Conversation. Goes hand-in-hand with listening. A conversation is what is needed, not a lecture. This is an extremely important social skill that should start in the home. Learn to converse with your child instead of talk at him.

Practical

Auto. Why cars are needed (no, not to look cool), how to buy a practical car, how to take care of it. How the engine works, what might break down, and how it’s fixed. Should be taught to both boys and girls (that should be obvious, but I had to say it).
Household. How to fix things around the house and keep things maintained. Plumbing, electricity, heating and cooling, painting, roofing, lawn, all that good stuff. The tools and skills necessary to do just the basic maintenance and repairs. And how to know when to call a professional.
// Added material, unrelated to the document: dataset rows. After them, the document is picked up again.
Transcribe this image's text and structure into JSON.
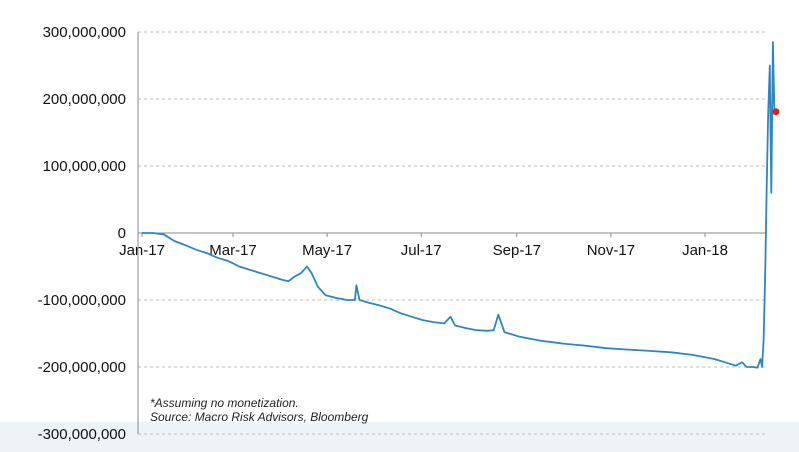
{
  "chart_data": {
    "type": "line",
    "title": "",
    "xlabel": "",
    "ylabel": "",
    "ylim": [
      -300000000,
      300000000
    ],
    "yticks": [
      300000000,
      200000000,
      100000000,
      0,
      -100000000,
      -200000000,
      -300000000
    ],
    "ytick_labels": [
      "300,000,000",
      "200,000,000",
      "100,000,000",
      "0",
      "-100,000,000",
      "-200,000,000",
      "-300,000,000"
    ],
    "xlim": [
      "2017-01-01",
      "2018-03-01"
    ],
    "xticks": [
      "2017-01-01",
      "2017-03-01",
      "2017-05-01",
      "2017-07-01",
      "2017-09-01",
      "2017-11-01",
      "2018-01-01"
    ],
    "xtick_labels": [
      "Jan-17",
      "Mar-17",
      "May-17",
      "Jul-17",
      "Sep-17",
      "Nov-17",
      "Jan-18"
    ],
    "grid": "horizontal dashed",
    "line_color": "#2e86c1",
    "marker_color": "#e02020",
    "series": [
      {
        "x": [
          "2017-01-01",
          "2017-01-08",
          "2017-01-15",
          "2017-01-22",
          "2017-01-29",
          "2017-02-05",
          "2017-02-12",
          "2017-02-19",
          "2017-02-26",
          "2017-03-05",
          "2017-03-12",
          "2017-03-19",
          "2017-03-26",
          "2017-04-02",
          "2017-04-06",
          "2017-04-10",
          "2017-04-14",
          "2017-04-18",
          "2017-04-21",
          "2017-04-25",
          "2017-04-30",
          "2017-05-07",
          "2017-05-14",
          "2017-05-19",
          "2017-05-20",
          "2017-05-22",
          "2017-05-28",
          "2017-06-04",
          "2017-06-11",
          "2017-06-18",
          "2017-06-25",
          "2017-07-02",
          "2017-07-09",
          "2017-07-16",
          "2017-07-20",
          "2017-07-23",
          "2017-07-30",
          "2017-08-06",
          "2017-08-13",
          "2017-08-17",
          "2017-08-20",
          "2017-08-24",
          "2017-08-27",
          "2017-09-03",
          "2017-09-10",
          "2017-09-17",
          "2017-09-24",
          "2017-10-01",
          "2017-10-15",
          "2017-10-29",
          "2017-11-12",
          "2017-11-26",
          "2017-12-10",
          "2017-12-24",
          "2018-01-07",
          "2018-01-14",
          "2018-01-21",
          "2018-01-25",
          "2018-01-28",
          "2018-02-01",
          "2018-02-04",
          "2018-02-06",
          "2018-02-07",
          "2018-02-08",
          "2018-02-09",
          "2018-02-10",
          "2018-02-11",
          "2018-02-12",
          "2018-02-13",
          "2018-02-14",
          "2018-02-15",
          "2018-02-16"
        ],
        "values": [
          0,
          0,
          -2000000,
          -12000000,
          -18000000,
          -25000000,
          -30000000,
          -37000000,
          -42000000,
          -50000000,
          -55000000,
          -60000000,
          -65000000,
          -70000000,
          -72000000,
          -65000000,
          -60000000,
          -50000000,
          -60000000,
          -80000000,
          -93000000,
          -97000000,
          -100000000,
          -100000000,
          -78000000,
          -100000000,
          -104000000,
          -108000000,
          -113000000,
          -120000000,
          -125000000,
          -130000000,
          -133000000,
          -135000000,
          -125000000,
          -138000000,
          -142000000,
          -145000000,
          -146000000,
          -145000000,
          -122000000,
          -148000000,
          -150000000,
          -155000000,
          -158000000,
          -161000000,
          -163000000,
          -165000000,
          -168000000,
          -172000000,
          -174000000,
          -176000000,
          -178000000,
          -182000000,
          -188000000,
          -193000000,
          -198000000,
          -193000000,
          -200000000,
          -200000000,
          -201000000,
          -188000000,
          -200000000,
          -160000000,
          -60000000,
          70000000,
          180000000,
          250000000,
          60000000,
          285000000,
          180000000,
          181000000
        ]
      }
    ],
    "marker": {
      "x": "2018-02-16",
      "y": 181000000
    }
  },
  "notes": {
    "line1": "*Assuming no monetization.",
    "line2": "Source: Macro Risk Advisors, Bloomberg"
  }
}
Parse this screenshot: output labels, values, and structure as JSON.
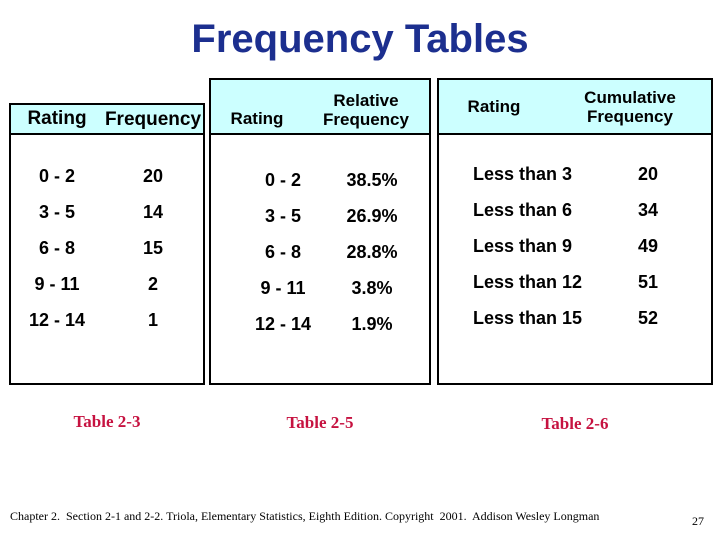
{
  "slide": {
    "title": "Frequency Tables"
  },
  "colors": {
    "title_text": "#1c2f8f",
    "caption_text": "#c61240",
    "table_header_bg": "#ccffff",
    "table_border": "#000000"
  },
  "tables": [
    {
      "caption": "Table 2-3",
      "columns": {
        "rating": "Rating",
        "value": "Frequency"
      },
      "rows": [
        {
          "rating": "0 - 2",
          "value": "20"
        },
        {
          "rating": "3 - 5",
          "value": "14"
        },
        {
          "rating": "6 - 8",
          "value": "15"
        },
        {
          "rating": "9 - 11",
          "value": "2"
        },
        {
          "rating": "12 - 14",
          "value": "1"
        }
      ]
    },
    {
      "caption": "Table 2-5",
      "columns": {
        "rating": "Rating",
        "value_line1": "Relative",
        "value_line2": "Frequency"
      },
      "rows": [
        {
          "rating": "0 - 2",
          "value": "38.5%"
        },
        {
          "rating": "3 - 5",
          "value": "26.9%"
        },
        {
          "rating": "6 - 8",
          "value": "28.8%"
        },
        {
          "rating": "9 - 11",
          "value": "3.8%"
        },
        {
          "rating": "12 - 14",
          "value": "1.9%"
        }
      ]
    },
    {
      "caption": "Table 2-6",
      "columns": {
        "rating": "Rating",
        "value_line1": "Cumulative",
        "value_line2": "Frequency"
      },
      "rows": [
        {
          "rating": "Less than 3",
          "value": "20"
        },
        {
          "rating": "Less than 6",
          "value": "34"
        },
        {
          "rating": "Less than 9",
          "value": "49"
        },
        {
          "rating": "Less than 12",
          "value": "51"
        },
        {
          "rating": "Less than 15",
          "value": "52"
        }
      ]
    }
  ],
  "footer": {
    "citation": "Chapter 2.  Section 2-1 and 2-2. Triola, Elementary Statistics, Eighth Edition. Copyright  2001.  Addison Wesley Longman",
    "page_number": "27"
  }
}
Cleaning. Too many adults grow up without knowing how to do laundry, to clean a house properly, to keep the house clean and uncluttered, to have a weekly and monthly cleaning routine. Teach your child all these things instead of just telling her what to do.
Organization. How to keep paperwork organized, how to keep things in their place, to to keep a to-do list, how to set routines, how to focus on the important tasks.

Happiness

Be present. For some reason, this extremely important skill is never taught to us when we’re kids. In truth, the younger we are, the more natural this skill is. As we get older, we start thinking about the future and the past, and the present seems to slip away from us. Some skills for living in the present would go a long way.

Enjoy life. Kids don’t have much of a problem with this, but some awareness of its importance and how to do it, even as an adult, would be helpful. Set a good example of this, and your kids will follow.

Find purpose. Whether this is a higher religious purpose, or the purpose of making your family happy, or the purpose of finding your calling, having a purpose in life is extremely important. Teach your children the importance of this and show how to do it yourself.

Develop intimate relationships. The best way to teach this is to develop an intimate relationship with your child, and model it with your spouse or other significant other (within appropriateness). Teach them the skills for developing these types of relationships, talk about the importance of it, and how to get through the bumpy parts as well. There are bad times in every relationship, but with the right skills of communication, empathy and compromise, they can get through them.